The Deconsumptionists, Art as Archive is conceived as a new version of “archive” and as an action of aesthetic resistance. The project is essentially a massive movable readymade that posits the modalities of reassembling, repositioning and reshaping preexistent forms (found objects and ephemera) with a view to provoking a disparate conversation about consumption and production (and an ‘everlastingness’ as art).
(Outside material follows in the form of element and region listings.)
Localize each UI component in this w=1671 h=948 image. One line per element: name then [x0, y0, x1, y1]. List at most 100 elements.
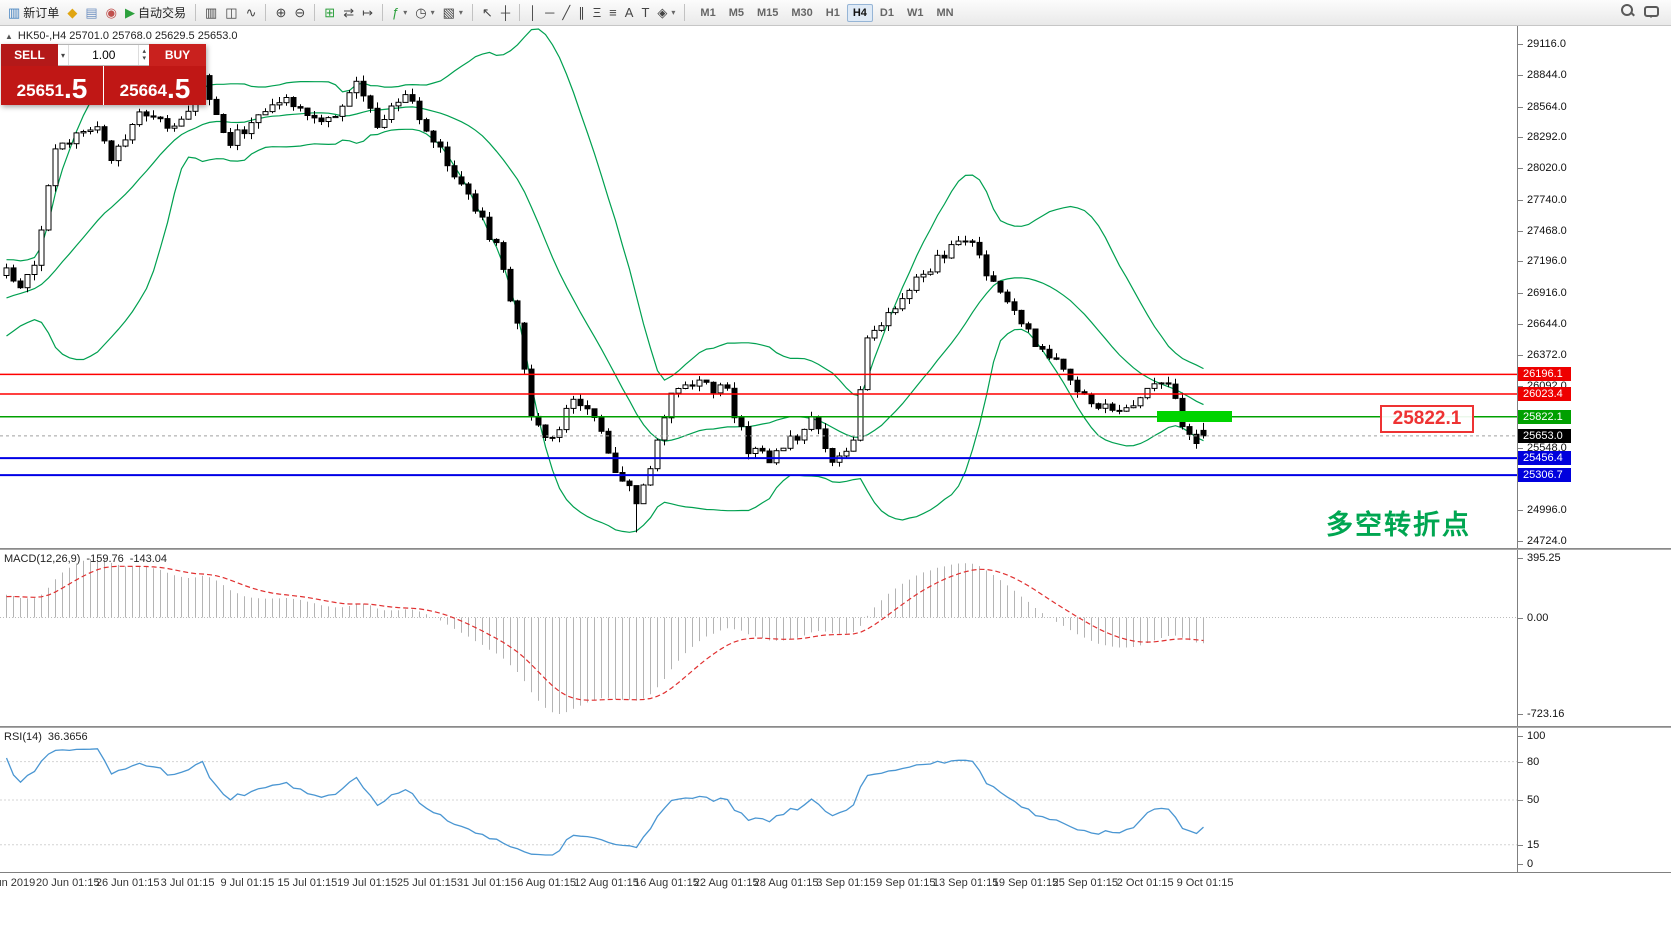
price-tick-label: 25548.0: [1527, 441, 1567, 454]
line-chart-button[interactable]: ∿: [242, 4, 261, 22]
text-button[interactable]: A: [621, 4, 638, 22]
dropdown-arrow-icon[interactable]: ▾: [430, 8, 435, 17]
ask-frac: .5: [166, 73, 191, 104]
trendline-button[interactable]: ╱: [558, 4, 574, 22]
arrows-button[interactable]: ◈ ▾: [653, 4, 679, 22]
vertical-line-button[interactable]: │: [525, 4, 541, 22]
scale-tick: [1518, 106, 1523, 108]
news-icon: ◉: [105, 4, 117, 20]
turning-point-annotation: 多空转折点: [1326, 510, 1471, 540]
rsi-scale-label: 80: [1527, 755, 1540, 768]
tile-windows-button[interactable]: ⊞: [320, 4, 339, 22]
timeframe-d1-button[interactable]: D1: [879, 6, 894, 19]
price-tick-label: 27196.0: [1527, 255, 1567, 268]
price-tick-label: 28844.0: [1527, 68, 1567, 81]
dropdown-arrow-icon[interactable]: ▾: [671, 8, 676, 17]
market-watch-button[interactable]: ▤: [81, 4, 101, 22]
periods-icon: ◷: [415, 4, 427, 20]
macd-chart[interactable]: [0, 550, 1518, 726]
rsi-scale-label: 100: [1527, 730, 1546, 742]
search-button[interactable]: [1620, 3, 1634, 22]
templates-button[interactable]: ▧ ▾: [439, 4, 467, 22]
chart-shift-button[interactable]: ↦: [358, 4, 377, 22]
news-button[interactable]: ◉: [102, 4, 121, 22]
volume-dropdown-arrow-icon[interactable]: ▾: [58, 45, 70, 65]
rsi-scale[interactable]: 100 80 50 15 0: [1518, 728, 1670, 872]
scale-tick: [1518, 137, 1523, 139]
bid-main: 25651: [16, 81, 64, 100]
crosshair-button[interactable]: ┼: [497, 4, 514, 22]
buy-button[interactable]: BUY: [149, 44, 206, 66]
candlestick-chart[interactable]: [0, 26, 1518, 548]
objects-list-button[interactable]: ≡: [605, 4, 621, 22]
periods-button[interactable]: ◷ ▾: [411, 4, 438, 22]
arrows-icon: ◈: [657, 4, 668, 20]
auto-scroll-button[interactable]: ⇄: [339, 4, 358, 22]
templates-icon: ▧: [442, 4, 455, 20]
timeframe-w1-button[interactable]: W1: [906, 6, 924, 19]
macd-scale-zero: 0.00: [1527, 611, 1549, 624]
time-label: 12 Aug 01:15: [574, 877, 639, 889]
new-order-button[interactable]: ▥ 新订单: [4, 2, 63, 23]
depth-of-market-button[interactable]: ◆: [63, 4, 81, 22]
spin-down-icon[interactable]: ▾: [142, 55, 146, 62]
zoom-out-button[interactable]: ⊖: [290, 4, 309, 22]
current-price-label: 25653.0: [1518, 428, 1571, 443]
scale-tick: [1518, 354, 1523, 356]
macd-scale[interactable]: 395.25 0.00 -723.16: [1518, 550, 1670, 726]
panel-separator[interactable]: [0, 726, 1671, 728]
price-tick-label: 24724.0: [1527, 535, 1567, 547]
time-label: 19 Jul 01:15: [337, 877, 398, 889]
sell-button[interactable]: SELL: [1, 44, 58, 66]
price-tick-label: 27740.0: [1527, 193, 1567, 206]
panel-separator[interactable]: [0, 548, 1671, 550]
timeframe-h1-button[interactable]: H1: [825, 6, 840, 19]
dropdown-arrow-icon[interactable]: ▾: [458, 8, 463, 17]
macd-signal-line: [6, 565, 1204, 701]
text-label-button[interactable]: T: [637, 4, 653, 22]
fibonacci-button[interactable]: Ξ: [589, 4, 605, 22]
price-tick-label: 26372.0: [1527, 348, 1567, 361]
timeframe-m15-button[interactable]: M15: [756, 6, 779, 19]
objects-list-icon: ≡: [609, 4, 617, 20]
time-label: 15 Jul 01:15: [277, 877, 338, 889]
indicators-button[interactable]: ƒ ▾: [388, 4, 411, 22]
autotrading-button[interactable]: ▶ 自动交易: [121, 2, 190, 23]
time-label: 19 Sep 01:15: [992, 877, 1059, 889]
equidistant-channel-button[interactable]: ∥: [574, 4, 589, 22]
timeframe-mn-button[interactable]: MN: [936, 6, 954, 19]
rsi-chart[interactable]: [0, 728, 1518, 872]
price-tick-label: 26644.0: [1527, 317, 1567, 330]
dropdown-arrow-icon[interactable]: ▾: [403, 8, 408, 17]
time-label: 28 Aug 01:15: [753, 877, 819, 889]
time-label: 25 Jul 01:15: [396, 877, 457, 889]
tile-windows-icon: ⊞: [324, 4, 336, 20]
candlestick-chart-button[interactable]: ◫: [221, 4, 241, 22]
volume-input[interactable]: [69, 45, 139, 65]
zoom-in-button[interactable]: ⊕: [271, 4, 290, 22]
timeframe-m5-button[interactable]: M5: [728, 6, 744, 19]
toolbar-separator: [265, 4, 267, 21]
zoom-out-icon: ⊖: [294, 4, 306, 20]
horizontal-line-button[interactable]: ─: [541, 4, 558, 22]
new-order-button-label: 新订单: [23, 6, 60, 20]
spin-up-icon[interactable]: ▴: [142, 48, 146, 55]
time-label: 9 Jul 01:15: [220, 877, 275, 889]
price-level-label: 25306.7: [1518, 468, 1571, 483]
bar-chart-button[interactable]: ▥: [201, 4, 221, 22]
collapse-arrow-icon[interactable]: ▲: [5, 31, 13, 41]
cursor-button[interactable]: ↖: [478, 4, 497, 22]
scale-tick: [1518, 199, 1523, 201]
timeframe-m30-button[interactable]: M30: [791, 6, 813, 19]
price-tick-label: 28292.0: [1527, 131, 1567, 144]
volume-spinner[interactable]: ▴ ▾: [138, 45, 149, 65]
timeframe-h4-button[interactable]: H4: [846, 3, 873, 22]
symbol-ohlc-info: ▲ HK50-,H4 25701.0 25768.0 25629.5 25653…: [5, 30, 238, 42]
indicators-icon: ƒ: [392, 4, 400, 20]
price-scale[interactable]: 29116.0 28844.0 28564.0 28292.0 28020.0 27740…: [1518, 26, 1670, 548]
chat-button[interactable]: [1644, 4, 1659, 22]
time-label: 31 Jul 01:15: [456, 877, 517, 889]
fibonacci-icon: Ξ: [592, 4, 602, 20]
timeframe-m1-button[interactable]: M1: [700, 6, 716, 19]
The Deconsumptionists, Art As Archive extends the responsibility of ‘cultural producers’ by examining the struggles and contradictions inherent in the production of art within the capitalist economic model. What is the global impact of what we produce economically, ecologically, and socially? Are artists a part of the problem or of the solution? Should we consider that the end product of a life‘s work could end up stored in some foundation’s collection or as landfill? In facing this literal possibility, we seek to alchemize materials of the past designed for a variable means and purposes (a used semi-trailer, random objects of decorative, functional, fashion content, and objects made to entertain), and in doing so, hope to offer new significances and meanings to these objects in a world of crisis and catastrophe.

The Deconsumptionists seek to travel nationally and internationally. On location, local artists, architects, designers, performers and activists are invited to collaborate to create a variety of exhibitions, public programs and events.
Please visit http://www.eidia.com/ for more information about this project, EIDIA and our numerous other projects.

[i] Paz, O. (1986). Marcel Duchamp: Appearance Stripped Bare. (Donald Gardener trans.) New York: Arcade Publishing, 1990, p.89.

[ii] Derrida, J. (1995). Archive Fever: A Freudian impression. (Eric Prenowitz trans.) Chicago: University of Chicago Press, 1996, P.90.

[iii] Hudek, A. The Break-Up of New British Sculpture, Essays on Sculpture No.45. Leeds: Henry Moore Institute, 2005, p.12.

[iv] Badiou A. (2012), On Optimism, https://www.youtube.com/watch?v=o6O_d1DVk3U
www.nexus-instituut.nl The Nexus Institute the Nexus Conference, How to Change the World. Dec. 18, 2012.

[v] Bourriaud N., The Radicant,  (James Gussen and Lili Porten Trans.) New York: Sternberg Press, 2009, p.146.